About the author:
Alice Williams is an author, freelance writer and yoga teacher. At nineteen years old she
dropped out of university and lived in a Buddhist monastery in Nepal where she learned that even complete buttheads just want to be happy, so we should probably try and be nice to each other. Who knew? When Alice returned from Nepal, she finished her degree and worked low-level office and hospitality jobs to support her writing. Her first book, Would it kill you to say please?, was published in 2007. She celebrated this milestone by having a quarter-life crisis and becoming a yoga teacher. Alice lives in Melbourne with her partner and two young children.
Purchase a copy of Bad Yogi here
Read our full review of Bad Yogi here
Bad Yogi is described as ‘the healing’ memoir for people who hate healing memoirs.’ Can you tell us a bit about the book?
It’s a memoir covering the two years I spent training to become a yoga teacher while doing treatment for an eating disorder. But it’s also a piss-take on the whole ‘wellness’ genre. If you believe the marketing imagery yoga, you’d think it was just tanned and dewy limbs and dawn yoga sessions on the beach where sand never gets all up in your cracks. The reality is that ‘healing’ in any meaningful way is really messy! It involves getting down and dirty in your s**t (literally, as you’ll see in some of the more extreme yogic cleansing practices), and it ain’t always pretty! (But definitely worth it, I’d hasten to add.)
What inspired you to write Bad Yogi?
I wanted to write the book I wish I’d had when I was going through what they call ‘the fires of transformation’. The healing path, for me, was so heavy and painful, but also quite ridiculous a lot of the time. We in the yoga community can get our heads stuck up our asanas sometimes, I wanted something that would acknowledge the pain but also make me laugh.
This is your first memoir. What was your writing process like? Did you find it confronting to write, or cathartic?
Oh my lord, never again! Writing a memoir is really a constant loop of three thoughts: ‘everyone will laugh at me, but mostly no one will care, except my family who will never speak to me again.’
In fact it was cathartic and I had a blast writing the first ‘draft’ if you want to call it that. I kept a lot of journals around that time and it was so much fun unleashing on the page every night when I thought no one would read it. And that’s the way to write, really, because when you start thinking people will read it, let alone judge you, it can be crippling. Writing the second draft, when I knew I was submitting it for publication, was grueling!
But I had faith that other people might relate to my story, and relate more to the embarrassing parts than any #blessed malarkey. And that gave me the courage I needed to get over myself and the excruciating embarrassment it took to write the book itself.

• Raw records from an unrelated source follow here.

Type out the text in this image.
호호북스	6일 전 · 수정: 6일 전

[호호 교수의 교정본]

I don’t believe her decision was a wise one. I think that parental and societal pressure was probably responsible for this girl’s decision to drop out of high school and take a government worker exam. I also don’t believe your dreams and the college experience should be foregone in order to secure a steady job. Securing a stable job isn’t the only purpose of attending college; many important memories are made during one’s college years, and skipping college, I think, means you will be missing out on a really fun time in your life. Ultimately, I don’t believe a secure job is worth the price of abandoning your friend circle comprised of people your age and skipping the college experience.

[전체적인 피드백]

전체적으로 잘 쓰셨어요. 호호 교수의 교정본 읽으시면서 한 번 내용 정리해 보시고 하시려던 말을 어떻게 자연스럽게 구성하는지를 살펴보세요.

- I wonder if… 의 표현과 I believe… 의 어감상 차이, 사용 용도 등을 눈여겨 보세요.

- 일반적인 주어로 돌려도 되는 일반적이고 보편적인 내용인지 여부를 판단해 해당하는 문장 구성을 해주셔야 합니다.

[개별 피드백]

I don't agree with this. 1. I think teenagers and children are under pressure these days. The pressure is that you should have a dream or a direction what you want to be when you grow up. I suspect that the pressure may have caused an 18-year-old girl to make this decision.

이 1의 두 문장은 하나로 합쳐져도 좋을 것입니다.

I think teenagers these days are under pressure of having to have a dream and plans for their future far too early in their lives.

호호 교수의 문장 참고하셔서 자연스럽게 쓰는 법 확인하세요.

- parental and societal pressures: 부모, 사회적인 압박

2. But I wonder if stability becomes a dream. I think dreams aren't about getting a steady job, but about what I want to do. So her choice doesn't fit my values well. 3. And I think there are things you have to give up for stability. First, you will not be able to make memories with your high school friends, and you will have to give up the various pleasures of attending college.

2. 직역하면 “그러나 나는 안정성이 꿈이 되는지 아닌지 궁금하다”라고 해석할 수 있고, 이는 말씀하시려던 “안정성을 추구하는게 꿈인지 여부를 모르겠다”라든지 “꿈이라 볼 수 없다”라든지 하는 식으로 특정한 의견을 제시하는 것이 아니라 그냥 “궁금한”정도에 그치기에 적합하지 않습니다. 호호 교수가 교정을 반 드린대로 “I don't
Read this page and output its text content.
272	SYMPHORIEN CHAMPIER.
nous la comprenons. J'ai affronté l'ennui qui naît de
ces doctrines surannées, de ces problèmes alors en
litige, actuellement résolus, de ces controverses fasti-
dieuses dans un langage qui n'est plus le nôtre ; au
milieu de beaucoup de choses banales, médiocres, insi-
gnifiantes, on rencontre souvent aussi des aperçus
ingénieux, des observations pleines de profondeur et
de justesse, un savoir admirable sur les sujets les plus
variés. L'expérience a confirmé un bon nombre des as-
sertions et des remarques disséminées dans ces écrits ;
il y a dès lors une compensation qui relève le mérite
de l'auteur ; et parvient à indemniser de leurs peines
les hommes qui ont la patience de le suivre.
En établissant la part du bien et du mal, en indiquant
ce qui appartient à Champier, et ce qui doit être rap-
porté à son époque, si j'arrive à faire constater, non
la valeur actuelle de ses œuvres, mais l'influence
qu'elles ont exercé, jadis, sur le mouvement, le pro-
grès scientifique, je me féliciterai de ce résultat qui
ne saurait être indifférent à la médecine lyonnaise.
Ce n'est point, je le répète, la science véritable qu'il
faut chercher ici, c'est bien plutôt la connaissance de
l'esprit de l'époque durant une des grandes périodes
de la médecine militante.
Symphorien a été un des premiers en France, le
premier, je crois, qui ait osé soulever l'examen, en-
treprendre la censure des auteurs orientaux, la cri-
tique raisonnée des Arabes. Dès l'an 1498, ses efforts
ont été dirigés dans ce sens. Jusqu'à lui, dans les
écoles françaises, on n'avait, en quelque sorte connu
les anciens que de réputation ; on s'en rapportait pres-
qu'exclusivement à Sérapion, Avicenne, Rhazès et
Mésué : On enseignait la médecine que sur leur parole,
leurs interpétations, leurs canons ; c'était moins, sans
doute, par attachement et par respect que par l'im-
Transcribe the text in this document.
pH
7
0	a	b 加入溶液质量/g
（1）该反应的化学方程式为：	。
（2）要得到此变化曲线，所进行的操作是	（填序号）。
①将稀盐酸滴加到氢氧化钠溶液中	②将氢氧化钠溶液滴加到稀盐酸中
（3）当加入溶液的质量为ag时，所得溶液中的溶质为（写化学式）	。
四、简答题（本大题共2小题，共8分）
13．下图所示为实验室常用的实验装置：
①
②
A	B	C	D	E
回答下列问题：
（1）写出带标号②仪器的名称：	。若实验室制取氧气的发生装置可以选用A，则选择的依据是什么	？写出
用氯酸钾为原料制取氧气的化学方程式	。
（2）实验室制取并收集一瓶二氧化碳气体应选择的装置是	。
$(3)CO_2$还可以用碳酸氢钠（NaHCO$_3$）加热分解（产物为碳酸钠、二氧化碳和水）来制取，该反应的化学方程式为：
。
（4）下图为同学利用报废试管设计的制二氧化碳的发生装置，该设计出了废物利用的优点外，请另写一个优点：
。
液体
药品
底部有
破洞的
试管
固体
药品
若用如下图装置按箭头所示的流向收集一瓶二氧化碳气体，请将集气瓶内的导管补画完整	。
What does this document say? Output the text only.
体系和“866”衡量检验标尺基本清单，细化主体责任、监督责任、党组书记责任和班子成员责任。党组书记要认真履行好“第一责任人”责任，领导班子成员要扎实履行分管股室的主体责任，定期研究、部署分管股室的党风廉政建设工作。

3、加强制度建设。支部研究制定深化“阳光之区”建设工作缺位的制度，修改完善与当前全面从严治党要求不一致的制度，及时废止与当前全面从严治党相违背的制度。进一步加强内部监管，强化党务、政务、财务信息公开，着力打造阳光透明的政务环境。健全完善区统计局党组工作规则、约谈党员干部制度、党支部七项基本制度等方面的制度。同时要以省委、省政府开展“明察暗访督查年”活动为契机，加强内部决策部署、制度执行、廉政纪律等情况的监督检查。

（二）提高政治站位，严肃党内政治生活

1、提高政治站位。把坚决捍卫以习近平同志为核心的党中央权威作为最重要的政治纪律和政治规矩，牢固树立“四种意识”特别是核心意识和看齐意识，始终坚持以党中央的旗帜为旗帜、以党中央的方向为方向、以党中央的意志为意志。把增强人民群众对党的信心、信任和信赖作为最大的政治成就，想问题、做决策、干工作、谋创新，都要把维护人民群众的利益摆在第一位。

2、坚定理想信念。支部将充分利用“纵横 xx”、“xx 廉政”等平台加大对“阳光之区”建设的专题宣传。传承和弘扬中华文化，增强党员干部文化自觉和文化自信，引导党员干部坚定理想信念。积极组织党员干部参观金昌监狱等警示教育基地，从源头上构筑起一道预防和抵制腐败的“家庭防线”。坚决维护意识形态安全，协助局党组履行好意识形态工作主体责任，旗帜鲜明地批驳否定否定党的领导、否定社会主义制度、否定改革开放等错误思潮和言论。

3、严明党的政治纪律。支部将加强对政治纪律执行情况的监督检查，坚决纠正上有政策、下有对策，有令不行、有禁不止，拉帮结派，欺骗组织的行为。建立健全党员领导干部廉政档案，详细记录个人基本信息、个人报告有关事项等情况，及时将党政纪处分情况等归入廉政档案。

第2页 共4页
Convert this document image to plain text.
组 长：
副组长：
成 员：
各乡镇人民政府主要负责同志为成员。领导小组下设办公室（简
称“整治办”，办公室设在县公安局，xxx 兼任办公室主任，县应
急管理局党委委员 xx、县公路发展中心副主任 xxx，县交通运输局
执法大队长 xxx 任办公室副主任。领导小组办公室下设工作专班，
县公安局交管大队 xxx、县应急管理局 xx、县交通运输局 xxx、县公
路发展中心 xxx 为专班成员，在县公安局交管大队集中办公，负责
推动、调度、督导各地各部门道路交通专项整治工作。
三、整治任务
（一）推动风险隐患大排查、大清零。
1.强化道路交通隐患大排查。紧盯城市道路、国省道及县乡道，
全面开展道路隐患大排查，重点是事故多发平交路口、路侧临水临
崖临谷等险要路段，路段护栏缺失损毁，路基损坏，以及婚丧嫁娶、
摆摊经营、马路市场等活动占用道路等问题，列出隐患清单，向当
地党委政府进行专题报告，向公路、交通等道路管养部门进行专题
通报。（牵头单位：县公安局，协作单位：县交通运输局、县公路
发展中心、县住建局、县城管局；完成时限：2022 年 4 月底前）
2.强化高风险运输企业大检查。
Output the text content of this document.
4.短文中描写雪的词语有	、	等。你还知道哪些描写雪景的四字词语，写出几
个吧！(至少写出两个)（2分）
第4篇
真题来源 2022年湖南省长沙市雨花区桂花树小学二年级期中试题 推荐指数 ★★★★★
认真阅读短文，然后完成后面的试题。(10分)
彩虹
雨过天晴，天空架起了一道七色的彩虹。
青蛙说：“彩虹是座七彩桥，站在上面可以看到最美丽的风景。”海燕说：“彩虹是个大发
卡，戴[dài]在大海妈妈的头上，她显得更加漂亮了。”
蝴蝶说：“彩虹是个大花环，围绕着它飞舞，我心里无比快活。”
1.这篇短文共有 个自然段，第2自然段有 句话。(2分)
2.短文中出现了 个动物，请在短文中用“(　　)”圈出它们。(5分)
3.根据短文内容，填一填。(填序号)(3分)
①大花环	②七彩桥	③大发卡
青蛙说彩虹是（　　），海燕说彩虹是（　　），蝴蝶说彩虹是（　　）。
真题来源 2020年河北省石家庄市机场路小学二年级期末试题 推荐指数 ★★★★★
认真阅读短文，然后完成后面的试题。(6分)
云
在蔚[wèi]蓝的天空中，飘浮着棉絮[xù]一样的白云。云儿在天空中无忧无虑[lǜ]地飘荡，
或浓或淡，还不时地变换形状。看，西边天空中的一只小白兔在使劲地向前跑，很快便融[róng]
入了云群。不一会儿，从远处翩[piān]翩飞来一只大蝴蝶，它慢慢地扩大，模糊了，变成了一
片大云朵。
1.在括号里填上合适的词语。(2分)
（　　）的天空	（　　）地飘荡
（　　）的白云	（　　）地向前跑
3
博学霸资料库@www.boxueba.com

Your book talks a lot about yoga and how it has helped you navigate various challenges and obstacles in your life. What do you think people have to gain from yoga, and what are its benefits?
First of all, throw away any concept you may have around having to be flexible/thin/look good in Lululemon hot pants to do yoga. Yoga is about helping you release not only physical tension, but also psychological tension. If you go at a level that is appropriate for you, I guarantee you will feel lighter and freer. And don’t listen to my earlier response about it being messy – if there’s stuff you don’t want to feel or look at, yoga isn’t there to force you. It’s there to help you find a way back to yourself.
Your book is very much about healing and transformation, but is written in a very accessible and humorous manner. Why did you choose to write in this style?
Because I am secretly very basic and have a very short attention span. Seriously, I think I was just bored by a lot of the earnestness around spirituality and healing, as if the higher the consciousness the more devoid of personality you have to be. (I think they call it ‘going clear’ in Scientology? Imagine putting that on your dating profile.) Reading should be a joy, not something that makes you feel like you’re dutifully eating your vegetables while being ‘bettered’.
Bad Yogi is refreshingly honest and insightful. What do you want people to take away from this book?
First of all, the recognition that they’re not alone in all their wickedness. And second (now I really am going to sound earnest) is recognition of a different kind. When you know you need to change (as I did) you can start desperately looking outside for answers. Which is important and there’s a lot of wisdom out there to be had. But the best teacher we will ever have is the one inside us. There is a light in each of us that is so incredibly bright, but we don’t see it. There’s a voice of wisdom that many of us have no idea how to access. So I want people to take away a bit of faith, that if someone as far gone as I was can sorta find it, then maybe they can too.